Unauthorised cricket league in UP using Virat Kohli image blocked
BCCI’s anti-corruption unit stopped the league, which was to have YouTube streaming and had pushed for fans to pick fantasy league teams
If you are inviting entries for a small-time cricket league in the middle of the pandemic, what can be better than using India skipper Virat Kohli’s image for promotion. ‘NCR Cricket League’ organisers used the image of Kohli flashing the victory sign, inviting participants to make teams on Mobile Premier League (MPL), the gaming platform he promotes.
The league has now been blocked by BCCI’s Anti-corruption Unit (ACU). “We intercepted them at the stage of team selections. We sent out an advisory to all our registered players not to participate,” said BCCI ACU head Ajit Singh.
But for the intervention, the first delivery in the league would have been bowled on Aug 11 at Hapur town in Uttar Pradesh. As has been the case in unauthorised leagues, the matches were to be streamed on YouTube, which is seen as facilitating illegal betting.
The matches were to be organised by a man based in New Delhi under the umbrella of NCR cricket association. The league’s social media page had invited ‘India players, Ranji players and board players’ to participate.
Many such local leagues, as well as fake ones with no professional cricketers in it, have proliferated during the Covid-19 lockdown to make up for the absence of live cricket, on which there is heavy betting.
BCCI steps in to monitor, and intervene, only when its players are targets. “If they get our registered players and they get exposed to corruption at an elementary stage, it is not good for their careers or the game,” says Singh. “But if someone stages cricket with mohalla (street) cricketers, we can’t do anything.”
The NCR cricket league’s social page has videos of player auctions held over snacks and tea in a small hall—players going for a few thousand rupees each—across six teams.

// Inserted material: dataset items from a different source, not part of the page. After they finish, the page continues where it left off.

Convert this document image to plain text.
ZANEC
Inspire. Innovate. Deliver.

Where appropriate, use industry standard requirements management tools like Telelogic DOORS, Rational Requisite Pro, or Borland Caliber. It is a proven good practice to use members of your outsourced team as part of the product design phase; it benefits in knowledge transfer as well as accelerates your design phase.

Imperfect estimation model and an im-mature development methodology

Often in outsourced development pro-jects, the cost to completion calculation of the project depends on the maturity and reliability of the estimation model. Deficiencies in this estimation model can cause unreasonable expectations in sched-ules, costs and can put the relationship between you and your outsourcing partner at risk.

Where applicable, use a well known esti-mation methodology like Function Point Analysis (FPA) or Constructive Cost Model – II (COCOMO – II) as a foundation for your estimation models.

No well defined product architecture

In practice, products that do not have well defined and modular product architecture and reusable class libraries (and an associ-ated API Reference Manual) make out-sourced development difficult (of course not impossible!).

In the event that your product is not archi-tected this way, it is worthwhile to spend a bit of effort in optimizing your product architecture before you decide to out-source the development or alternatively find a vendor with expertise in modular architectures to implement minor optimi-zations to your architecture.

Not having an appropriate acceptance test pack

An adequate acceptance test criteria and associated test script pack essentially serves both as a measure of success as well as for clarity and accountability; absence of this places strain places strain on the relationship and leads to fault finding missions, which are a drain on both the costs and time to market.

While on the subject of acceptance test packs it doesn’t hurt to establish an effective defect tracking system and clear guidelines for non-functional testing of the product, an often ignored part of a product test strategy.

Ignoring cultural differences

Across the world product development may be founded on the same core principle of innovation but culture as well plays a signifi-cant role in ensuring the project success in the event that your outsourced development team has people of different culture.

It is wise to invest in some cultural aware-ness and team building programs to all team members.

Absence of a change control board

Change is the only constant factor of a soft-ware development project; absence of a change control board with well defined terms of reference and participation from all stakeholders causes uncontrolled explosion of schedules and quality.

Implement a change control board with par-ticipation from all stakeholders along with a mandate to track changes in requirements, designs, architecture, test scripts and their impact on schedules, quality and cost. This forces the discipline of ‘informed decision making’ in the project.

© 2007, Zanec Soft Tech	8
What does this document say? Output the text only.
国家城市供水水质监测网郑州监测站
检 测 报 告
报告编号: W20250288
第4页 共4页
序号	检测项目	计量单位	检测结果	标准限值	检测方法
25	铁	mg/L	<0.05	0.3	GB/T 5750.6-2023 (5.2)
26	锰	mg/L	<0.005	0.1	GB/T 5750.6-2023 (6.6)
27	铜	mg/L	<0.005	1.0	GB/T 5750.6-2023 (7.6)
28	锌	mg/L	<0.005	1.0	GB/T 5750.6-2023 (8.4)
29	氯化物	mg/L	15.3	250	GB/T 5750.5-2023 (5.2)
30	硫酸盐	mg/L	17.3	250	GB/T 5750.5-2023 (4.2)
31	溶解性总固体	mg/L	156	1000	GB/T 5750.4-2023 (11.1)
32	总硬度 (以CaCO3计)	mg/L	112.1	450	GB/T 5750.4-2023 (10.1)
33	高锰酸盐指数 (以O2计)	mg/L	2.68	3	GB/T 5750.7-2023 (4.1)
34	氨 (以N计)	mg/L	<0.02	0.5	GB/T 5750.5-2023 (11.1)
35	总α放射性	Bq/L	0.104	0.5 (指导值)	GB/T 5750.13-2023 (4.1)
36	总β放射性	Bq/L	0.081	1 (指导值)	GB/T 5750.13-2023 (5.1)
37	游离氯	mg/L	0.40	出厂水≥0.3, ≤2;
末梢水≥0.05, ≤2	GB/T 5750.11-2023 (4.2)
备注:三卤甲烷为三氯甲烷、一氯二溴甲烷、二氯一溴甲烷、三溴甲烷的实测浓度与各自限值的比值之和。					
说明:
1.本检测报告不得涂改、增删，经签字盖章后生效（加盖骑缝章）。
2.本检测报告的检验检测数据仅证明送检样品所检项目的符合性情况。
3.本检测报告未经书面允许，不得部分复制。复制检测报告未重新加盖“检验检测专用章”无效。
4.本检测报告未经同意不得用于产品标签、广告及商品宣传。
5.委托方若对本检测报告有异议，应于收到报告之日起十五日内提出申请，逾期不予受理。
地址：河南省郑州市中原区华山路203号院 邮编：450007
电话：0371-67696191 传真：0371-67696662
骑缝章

The league is said to have been postponed, pending permission from the local administration. “Initially, they claimed to have Uttar Pradesh Cricket Association’s permission,” the ACU chief said.
The same organisers put out videos of ‘Hapur Premier League’, held earlier this year and promoted using the images of Kohli and the MPL brand. It was advertised as ‘the biggest tournament in Uttar Pradesh’. MPL denied having any contracts. “We have no contracts or deals with these leagues,” a MPL spokesman said.
With the fantasy gaming industry flourishing—a study expects entry fee for various contests to touch R16,500 crore this year—officials want tighter self-regulation.
Each leading platform has popular Indian cricketers as brand ambassadors, who are often not sure which leagues use their image. Recently, Dream Sports’ streaming website, Fan Code, came under scrutiny for tying up with Uva league, which turned out to be dubious. Fan Code claimed to be an aggrieved party, and a police probe is on.
“Fantasy platforms and streaming platforms should do due diligence,” says Singh.